Global climate change is truly reaching its fingers to the furthest stretches of the globe. Many of us know about the effects it is having on the arctic ice caps, but what about countries so far removed from our daily news reports, that we sometimes forget about? Chile, for example, is feeling global climate change, and it’s not feeling good.
Chile has a desert at its head, yet its feet lie under ice. How much ice? 7,000 square miles of continental ice masses and hundreds of thousands of square miles of Antarctica. Compared to other countries, Chile’s contribution to global warming has been calculated as 0.2% . Despite this infinitesimal number, the world’s contribution is melting Antarctica which will result in the flooding of Chile’s coastline.
Aside from that, the Andean glaciers are also melting.
In Santiago, a few thousand miles from Antarctica, scorching hot temperatures have marked the beginning of summer. In recent times, the first thing that comes to a Chilean’s mind when they hear the word “sun” is “sun screen”. They are advised to go to the beach only during the late afternoon hours.

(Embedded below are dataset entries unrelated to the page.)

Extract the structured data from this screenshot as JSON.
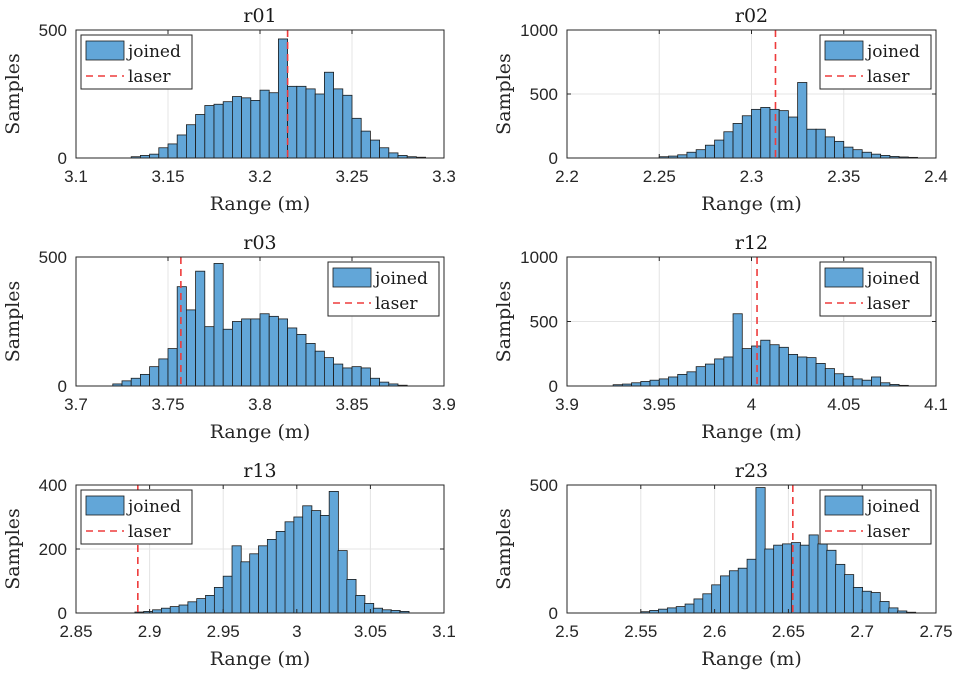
{
  "chart_data": [
    {
      "type": "bar",
      "title": "r01",
      "xlabel": "Range (m)",
      "ylabel": "Samples",
      "xlim": [
        3.1,
        3.3
      ],
      "ylim": [
        0,
        500
      ],
      "xticks": [
        "3.1",
        "3.15",
        "3.2",
        "3.25",
        "3.3"
      ],
      "yticks": [
        "0",
        "500"
      ],
      "bin_width": 0.005,
      "bins": [
        [
          3.13,
          5
        ],
        [
          3.135,
          10
        ],
        [
          3.14,
          15
        ],
        [
          3.145,
          40
        ],
        [
          3.15,
          55
        ],
        [
          3.155,
          90
        ],
        [
          3.16,
          130
        ],
        [
          3.165,
          170
        ],
        [
          3.17,
          205
        ],
        [
          3.175,
          210
        ],
        [
          3.18,
          220
        ],
        [
          3.185,
          240
        ],
        [
          3.19,
          235
        ],
        [
          3.195,
          225
        ],
        [
          3.2,
          265
        ],
        [
          3.205,
          255
        ],
        [
          3.21,
          465
        ],
        [
          3.215,
          280
        ],
        [
          3.22,
          280
        ],
        [
          3.225,
          270
        ],
        [
          3.23,
          250
        ],
        [
          3.235,
          335
        ],
        [
          3.24,
          270
        ],
        [
          3.245,
          245
        ],
        [
          3.25,
          155
        ],
        [
          3.255,
          105
        ],
        [
          3.26,
          70
        ],
        [
          3.265,
          40
        ],
        [
          3.27,
          20
        ],
        [
          3.275,
          10
        ],
        [
          3.28,
          5
        ],
        [
          3.285,
          3
        ]
      ],
      "laser": 3.215,
      "legend": [
        "joined",
        "laser"
      ],
      "legend_position": "top-left",
      "grid": true
    },
    {
      "type": "bar",
      "title": "r02",
      "xlabel": "Range (m)",
      "ylabel": "Samples",
      "xlim": [
        2.2,
        2.4
      ],
      "ylim": [
        0,
        1000
      ],
      "xticks": [
        "2.2",
        "2.25",
        "2.3",
        "2.35",
        "2.4"
      ],
      "yticks": [
        "0",
        "500",
        "1000"
      ],
      "bin_width": 0.005,
      "bins": [
        [
          2.25,
          10
        ],
        [
          2.255,
          15
        ],
        [
          2.26,
          25
        ],
        [
          2.265,
          45
        ],
        [
          2.27,
          65
        ],
        [
          2.275,
          100
        ],
        [
          2.28,
          140
        ],
        [
          2.285,
          205
        ],
        [
          2.29,
          270
        ],
        [
          2.295,
          330
        ],
        [
          2.3,
          380
        ],
        [
          2.305,
          395
        ],
        [
          2.31,
          380
        ],
        [
          2.315,
          370
        ],
        [
          2.32,
          320
        ],
        [
          2.325,
          590
        ],
        [
          2.33,
          225
        ],
        [
          2.335,
          225
        ],
        [
          2.34,
          165
        ],
        [
          2.345,
          130
        ],
        [
          2.35,
          85
        ],
        [
          2.355,
          65
        ],
        [
          2.36,
          45
        ],
        [
          2.365,
          30
        ],
        [
          2.37,
          20
        ],
        [
          2.375,
          12
        ],
        [
          2.38,
          8
        ],
        [
          2.385,
          5
        ]
      ],
      "laser": 2.313,
      "legend": [
        "joined",
        "laser"
      ],
      "legend_position": "top-right",
      "grid": true
    },
    {
      "type": "bar",
      "title": "r03",
      "xlabel": "Range (m)",
      "ylabel": "Samples",
      "xlim": [
        3.7,
        3.9
      ],
      "ylim": [
        0,
        500
      ],
      "xticks": [
        "3.7",
        "3.75",
        "3.8",
        "3.85",
        "3.9"
      ],
      "yticks": [
        "0",
        "500"
      ],
      "bin_width": 0.005,
      "bins": [
        [
          3.72,
          8
        ],
        [
          3.725,
          20
        ],
        [
          3.73,
          30
        ],
        [
          3.735,
          45
        ],
        [
          3.74,
          75
        ],
        [
          3.745,
          105
        ],
        [
          3.75,
          145
        ],
        [
          3.755,
          385
        ],
        [
          3.76,
          295
        ],
        [
          3.765,
          445
        ],
        [
          3.77,
          230
        ],
        [
          3.775,
          475
        ],
        [
          3.78,
          220
        ],
        [
          3.785,
          250
        ],
        [
          3.79,
          260
        ],
        [
          3.795,
          260
        ],
        [
          3.8,
          280
        ],
        [
          3.805,
          270
        ],
        [
          3.81,
          260
        ],
        [
          3.815,
          225
        ],
        [
          3.82,
          200
        ],
        [
          3.825,
          165
        ],
        [
          3.83,
          135
        ],
        [
          3.835,
          110
        ],
        [
          3.84,
          85
        ],
        [
          3.845,
          70
        ],
        [
          3.85,
          75
        ],
        [
          3.855,
          70
        ],
        [
          3.86,
          30
        ],
        [
          3.865,
          15
        ],
        [
          3.87,
          8
        ],
        [
          3.875,
          3
        ]
      ],
      "laser": 3.757,
      "legend": [
        "joined",
        "laser"
      ],
      "legend_position": "top-right",
      "grid": true
    },
    {
      "type": "bar",
      "title": "r12",
      "xlabel": "Range (m)",
      "ylabel": "Samples",
      "xlim": [
        3.9,
        4.1
      ],
      "ylim": [
        0,
        1000
      ],
      "xticks": [
        "3.9",
        "3.95",
        "4",
        "4.05",
        "4.1"
      ],
      "yticks": [
        "0",
        "500",
        "1000"
      ],
      "bin_width": 0.005,
      "bins": [
        [
          3.925,
          10
        ],
        [
          3.93,
          15
        ],
        [
          3.935,
          25
        ],
        [
          3.94,
          35
        ],
        [
          3.945,
          45
        ],
        [
          3.95,
          55
        ],
        [
          3.955,
          70
        ],
        [
          3.96,
          90
        ],
        [
          3.965,
          110
        ],
        [
          3.97,
          150
        ],
        [
          3.975,
          170
        ],
        [
          3.98,
          210
        ],
        [
          3.985,
          225
        ],
        [
          3.99,
          560
        ],
        [
          3.995,
          290
        ],
        [
          4.0,
          310
        ],
        [
          4.005,
          355
        ],
        [
          4.01,
          320
        ],
        [
          4.015,
          300
        ],
        [
          4.02,
          245
        ],
        [
          4.025,
          225
        ],
        [
          4.03,
          220
        ],
        [
          4.035,
          175
        ],
        [
          4.04,
          135
        ],
        [
          4.045,
          95
        ],
        [
          4.05,
          75
        ],
        [
          4.055,
          55
        ],
        [
          4.06,
          45
        ],
        [
          4.065,
          70
        ],
        [
          4.07,
          25
        ],
        [
          4.075,
          12
        ],
        [
          4.08,
          5
        ]
      ],
      "laser": 4.003,
      "legend": [
        "joined",
        "laser"
      ],
      "legend_position": "top-right",
      "grid": true
    },
    {
      "type": "bar",
      "title": "r13",
      "xlabel": "Range (m)",
      "ylabel": "Samples",
      "xlim": [
        2.85,
        3.1
      ],
      "ylim": [
        0,
        400
      ],
      "xticks": [
        "2.85",
        "2.9",
        "2.95",
        "3",
        "3.05",
        "3.1"
      ],
      "yticks": [
        "0",
        "200",
        "400"
      ],
      "bin_width": 0.00625,
      "bins": [
        [
          2.89,
          3
        ],
        [
          2.896,
          5
        ],
        [
          2.902,
          10
        ],
        [
          2.908,
          15
        ],
        [
          2.914,
          20
        ],
        [
          2.92,
          25
        ],
        [
          2.926,
          35
        ],
        [
          2.932,
          45
        ],
        [
          2.938,
          55
        ],
        [
          2.944,
          80
        ],
        [
          2.95,
          115
        ],
        [
          2.956,
          210
        ],
        [
          2.962,
          160
        ],
        [
          2.968,
          185
        ],
        [
          2.974,
          210
        ],
        [
          2.98,
          230
        ],
        [
          2.986,
          255
        ],
        [
          2.992,
          285
        ],
        [
          2.998,
          300
        ],
        [
          3.004,
          335
        ],
        [
          3.01,
          320
        ],
        [
          3.016,
          305
        ],
        [
          3.022,
          380
        ],
        [
          3.028,
          195
        ],
        [
          3.034,
          105
        ],
        [
          3.04,
          55
        ],
        [
          3.046,
          30
        ],
        [
          3.052,
          15
        ],
        [
          3.058,
          10
        ],
        [
          3.064,
          8
        ],
        [
          3.07,
          5
        ]
      ],
      "laser": 2.892,
      "legend": [
        "joined",
        "laser"
      ],
      "legend_position": "top-left",
      "grid": true
    },
    {
      "type": "bar",
      "title": "r23",
      "xlabel": "Range (m)",
      "ylabel": "Samples",
      "xlim": [
        2.5,
        2.75
      ],
      "ylim": [
        0,
        500
      ],
      "xticks": [
        "2.5",
        "2.55",
        "2.6",
        "2.65",
        "2.7",
        "2.75"
      ],
      "yticks": [
        "0",
        "500"
      ],
      "bin_width": 0.00625,
      "bins": [
        [
          2.55,
          5
        ],
        [
          2.556,
          10
        ],
        [
          2.562,
          15
        ],
        [
          2.568,
          20
        ],
        [
          2.574,
          25
        ],
        [
          2.58,
          35
        ],
        [
          2.586,
          55
        ],
        [
          2.592,
          75
        ],
        [
          2.598,
          110
        ],
        [
          2.604,
          145
        ],
        [
          2.61,
          165
        ],
        [
          2.616,
          175
        ],
        [
          2.622,
          210
        ],
        [
          2.628,
          490
        ],
        [
          2.634,
          250
        ],
        [
          2.64,
          265
        ],
        [
          2.646,
          270
        ],
        [
          2.652,
          275
        ],
        [
          2.658,
          265
        ],
        [
          2.664,
          305
        ],
        [
          2.67,
          270
        ],
        [
          2.676,
          245
        ],
        [
          2.682,
          190
        ],
        [
          2.688,
          150
        ],
        [
          2.694,
          100
        ],
        [
          2.7,
          85
        ],
        [
          2.706,
          80
        ],
        [
          2.712,
          45
        ],
        [
          2.718,
          20
        ],
        [
          2.724,
          8
        ],
        [
          2.73,
          3
        ]
      ],
      "laser": 2.653,
      "legend": [
        "joined",
        "laser"
      ],
      "legend_position": "top-right",
      "grid": true
    }
  ]
}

The heat prevents people from carrying out their routines and must remain in the shade or take naps to kill time until sundown. This decrease in productivity on account of heat is affecting their health.
The change in climate has also seriously damaged fruit and vegetable crops, most particularly avocados. And exporter has said that this season’s frosts ruined 40% of his crops.
The weather has become unpredictable.
In 1545, Pedro de Valdivia, the conqueror of Chile, encouraged Spaniards to settle in there because, “there is no better place in the world to live, now and for generations to come.” A few centuries later their national anthem incorporated that ecological enthusiasm and passion with, “Pure, Chile, is your blue-hued sky…Your fields embroidered with flowers are a joyous likeness of Eden.”
If the big contributors to global climate change do not stop now, this paradise will be lost. And it won’t be the only one.